A Maths Puzzle: Balls

Dang, my method was so complicated compared to your guys' method *cries*

Okay, that 11 piles part of my comment was wrong I think, Imma find the first 4 ones, 69 + 70 = 139 + 70 = 209 / 30 = 6 with a remainder of 29! There we go, now the 2, 3, 5, and 7 parts work...I don't really know what to do now.....Now I think I should add maybe a number divisible by 2, 3, 5, and 7, just until I get a number that is divisible by 11 with 10 left over, well 209 + 1 = 210, divisible by those 4. Well 210 x 11 = 2310, Now to subtract 11, but now it is even by 11, so subtract 1 = 2309

This is how I did it:
Piles of 2 with 1 left over makes it an odd number (Even numbers would be evenly divided by 2)
Piles of 5 with 4 left over means the last digit has to be 4 or 9, because it has to be odd it is a nine
Piles of 3 with 2 left over...Well if it ends in nine, what is divided by three to get 2 left over? 29!
Piles of 7 with 6 left over, that would make 69, keep adding seventy to make 29 left over
Piles of 11 with 10 left over, only way is 11 x 10x -1 to make a possible number.

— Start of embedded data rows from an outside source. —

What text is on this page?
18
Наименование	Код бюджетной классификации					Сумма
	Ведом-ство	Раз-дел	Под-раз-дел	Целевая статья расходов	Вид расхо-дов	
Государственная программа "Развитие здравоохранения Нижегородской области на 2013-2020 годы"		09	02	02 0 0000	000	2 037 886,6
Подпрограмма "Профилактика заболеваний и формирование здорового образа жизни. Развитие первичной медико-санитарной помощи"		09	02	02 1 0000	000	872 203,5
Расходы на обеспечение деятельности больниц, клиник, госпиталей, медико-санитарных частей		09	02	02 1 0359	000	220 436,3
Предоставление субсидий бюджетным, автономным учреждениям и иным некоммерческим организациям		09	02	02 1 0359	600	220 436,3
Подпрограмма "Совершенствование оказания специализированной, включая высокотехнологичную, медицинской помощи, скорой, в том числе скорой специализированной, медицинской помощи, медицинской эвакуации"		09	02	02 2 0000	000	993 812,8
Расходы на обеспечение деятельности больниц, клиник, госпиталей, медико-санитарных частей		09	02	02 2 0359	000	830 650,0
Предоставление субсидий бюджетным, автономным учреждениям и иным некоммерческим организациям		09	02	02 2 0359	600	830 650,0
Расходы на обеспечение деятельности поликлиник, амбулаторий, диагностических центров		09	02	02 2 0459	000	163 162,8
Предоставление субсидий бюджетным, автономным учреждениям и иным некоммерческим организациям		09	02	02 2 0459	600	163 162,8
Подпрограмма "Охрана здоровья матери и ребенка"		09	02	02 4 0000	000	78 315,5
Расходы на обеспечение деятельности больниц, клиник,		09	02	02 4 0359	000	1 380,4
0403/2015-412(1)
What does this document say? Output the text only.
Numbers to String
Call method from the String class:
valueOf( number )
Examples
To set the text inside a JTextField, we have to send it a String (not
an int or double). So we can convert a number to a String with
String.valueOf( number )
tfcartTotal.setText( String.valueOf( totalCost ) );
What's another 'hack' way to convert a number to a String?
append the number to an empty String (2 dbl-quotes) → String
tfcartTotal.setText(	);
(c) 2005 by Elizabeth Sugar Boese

The number just has to be one less than a number that has 2, 3, 5, 7 and 11 as prime factors. 2309 is just the lowest the number can be.

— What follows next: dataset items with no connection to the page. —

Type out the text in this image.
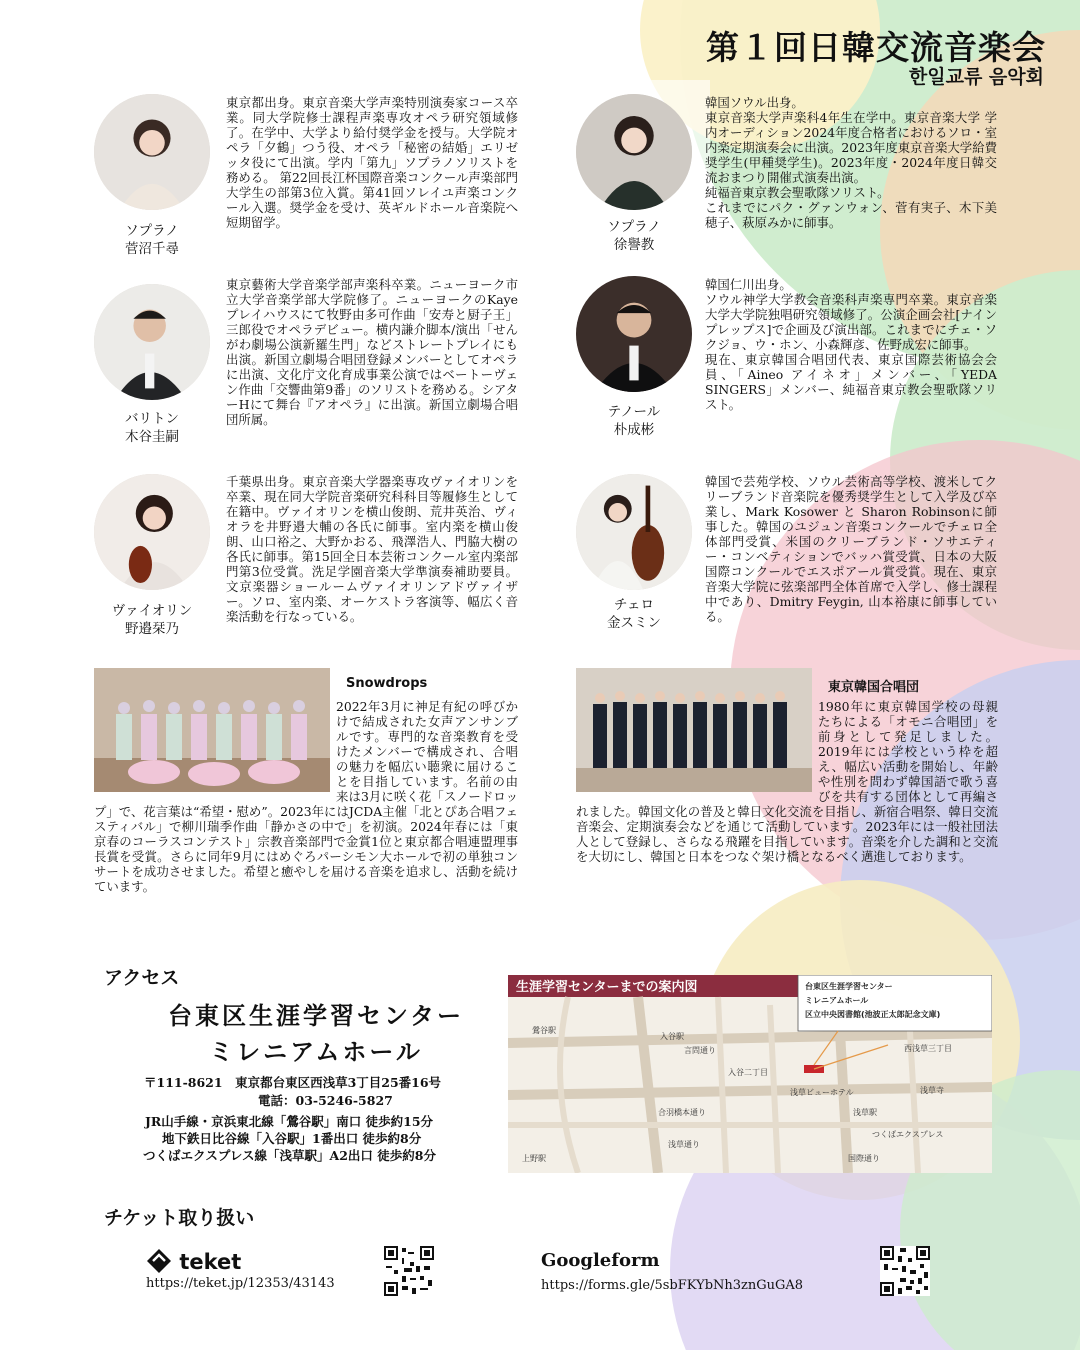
第１回日韓交流音楽会
한일교류 음악회
ソプラノ
菅沼千尋
東京都出身。東京音楽大学声楽特別演奏家コース卒業。同大学院修士課程声楽専攻オペラ研究領域修了。在学中、大学より給付奨学金を授与。大学院オペラ「夕鶴」つう役、オペラ「秘密の結婚」エリゼッタ役にて出演。学内「第九」ソプラノソリストを務める。 第22回長江杯国際音楽コンクール声楽部門大学生の部第3位入賞。第41回ソレイユ声楽コンクール入選。奨学金を受け、英ギルドホール音楽院へ短期留学。	ソプラノ
徐譽教
韓国ソウル出身。
東京音楽大学声楽科4年生在学中。東京音楽大学 学内オーディション2024年度合格者におけるソロ・室内楽定期演奏会に出演。2023年度東京音楽大学給費奨学生(甲種奨学生)。2023年度・2024年度日韓交流おまつり開催式演奏出演。
純福音東京教会聖歌隊ソリスト。
これまでにパク・グァンウォン、菅有実子、木下美穂子、萩原みかに師事。
バリトン
木谷圭嗣
東京藝術大学音楽学部声楽科卒業。ニューヨーク市立大学音楽学部大学院修了。ニューヨークのKaye プレイハウスにて牧野由多可作曲「安寿と厨子王」三郎役でオペラデビュー。横内謙介脚本/演出「せんがわ劇場公演新羅生門」などストレートプレイにも出演。新国立劇場合唱団登録メンバーとしてオペラに出演、文化庁文化育成事業公演ではベートーヴェン作曲「交響曲第9番」のソリストを務める。シアターHにて舞台『アオペラ』に出演。新国立劇場合唱団所属。	テノール
朴成彬
韓国仁川出身。
ソウル神学大学教会音楽科声楽専門卒業。東京音楽大学大学院独唱研究領域修了。公演企画会社[ナインプレップス]で企画及び演出部。これまでにチェ・ソクジョ、ウ・ホン、小森輝彦、佐野成宏に師事。
現在、東京韓国合唱団代表、東京国際芸術協会会員、「Aineo アイネオ」メンバー、「YEDA SINGERS」メンバー、純福音東京教会聖歌隊ソリスト。
ヴァイオリン
野邉栞乃
千葉県出身。東京音楽大学器楽専攻ヴァイオリンを卒業、現在同大学院音楽研究科科目等履修生として在籍中。ヴァイオリンを横山俊朗、荒井英治、ヴィオラを井野邉大輔の各氏に師事。室内楽を横山俊朗、山口裕之、大野かおる、飛澤浩人、門脇大樹の各氏に師事。第15回全日本芸術コンクール室内楽部門第3位受賞。洗足学園音楽大学準演奏補助要員。文京楽器ショールームヴァイオリンアドヴァイザー。ソロ、室内楽、オーケストラ客演等、幅広く音楽活動を行なっている。
チェロ
金スミン
韓国で芸苑学校、ソウル芸術高等学校、渡米してクリーブランド音楽院を優秀奨学生として入学及び卒業し、Mark Kosower と Sharon Robinsonに師事した。韓国のユジュン音楽コンクールでチェロ全体部門受賞、米国のクリーブランド・ソサエティー・コンベティションでバッハ賞受賞、日本の大阪国際コンクールでエスポアール賞受賞。現在、東京音楽大学院に弦楽部門全体首席で入学し、修士課程中であり、Dmitry Feygin, 山本裕康に師事している。
Snowdrops
2022年3月に神足有紀の呼びかけで結成された女声アンサンブルです。専門的な音楽教育を受けたメンバーで構成され、合唱の魅力を幅広い聴衆に届けることを目指しています。名前の由来は3月に咲く花「スノードロップ」で、花言葉は“希望・慰め”。2023年にはJCDA主催「北とぴあ合唱フェスティバル」で柳川瑞季作曲「静かさの中で」を初演。2024年春には「東京春のコーラスコンテスト」宗教音楽部門で金賞1位と東京都合唱連盟理事長賞を受賞。さらに同年9月にはめぐろパーシモン大ホールで初の単独コンサートを成功させました。希望と癒やしを届ける音楽を追求し、活動を続けています。
東京韓国合唱団
1980年に東京韓国学校の母親たちによる「オモニ合唱団」を前身として発足しました。2019年には学校という枠を超え、幅広い活動を開始し、年齢や性別を問わず韓国語で歌う喜びを共有する団体として再編されました。韓国文化の普及と韓日文化交流を目指し、新宿合唱祭、韓日交流音楽会、定期演奏会などを通じて活動しています。2023年には一般社団法人として登録し、さらなる飛躍を目指しています。音楽を介した調和と交流を大切にし、韓国と日本をつなぐ架け橋となるべく邁進しております。
アクセス
台東区生涯学習センター
ミレニアムホール
〒111-8621　東京都台東区西浅草3丁目25番16号
電話：03-5246-5827
JR山手線・京浜東北線「鶯谷駅」南口 徒歩約15分
地下鉄日比谷線「入谷駅」1番出口 徒歩約8分
つくばエクスプレス線「浅草駅」A2出口 徒歩約8分
生涯学習センターまでの案内図	台東区生涯学習センター
ミレニアムホール
区立中央図書館(池波正太郎記念文庫)
鶯谷駅
入谷駅
言問通り
入谷二丁目
西浅草三丁目
浅草ビューホテル
合羽橋本通り	浅草駅
つくばエクスプレス
浅草寺
浅草通り
国際通り
上野駅
チケット取り扱い
teket
https://teket.jp/12353/43143
Googleform
https://forms.gle/5sbFKYbNh3znGuGA8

let see, 3x5x7x11=2310 BUT theres a remainder when you group them into those number. so, 2310-1=2309?

lets me see.... hm. let x be the smallest possible number. so x +1 can be divided by 2,3,5,7 and 11. so x+1 = 2x3x5x7x11=2310. so x= 2309?

Excellent.

mmm, my solution did not work out; 1/2 x 2/3 x 4/5 x 6/7 x 10/11 = 8623/2310= 1 1693/2310 wich means 1693 balls, but when I cheched it it already failed by 3...

Multiplying the denominators (the numbers on the bottom of the fraction) to get 2310 was right. We just needed a remainder of 1 on top.

Oke, thanks I get it now. It was a nice riddle.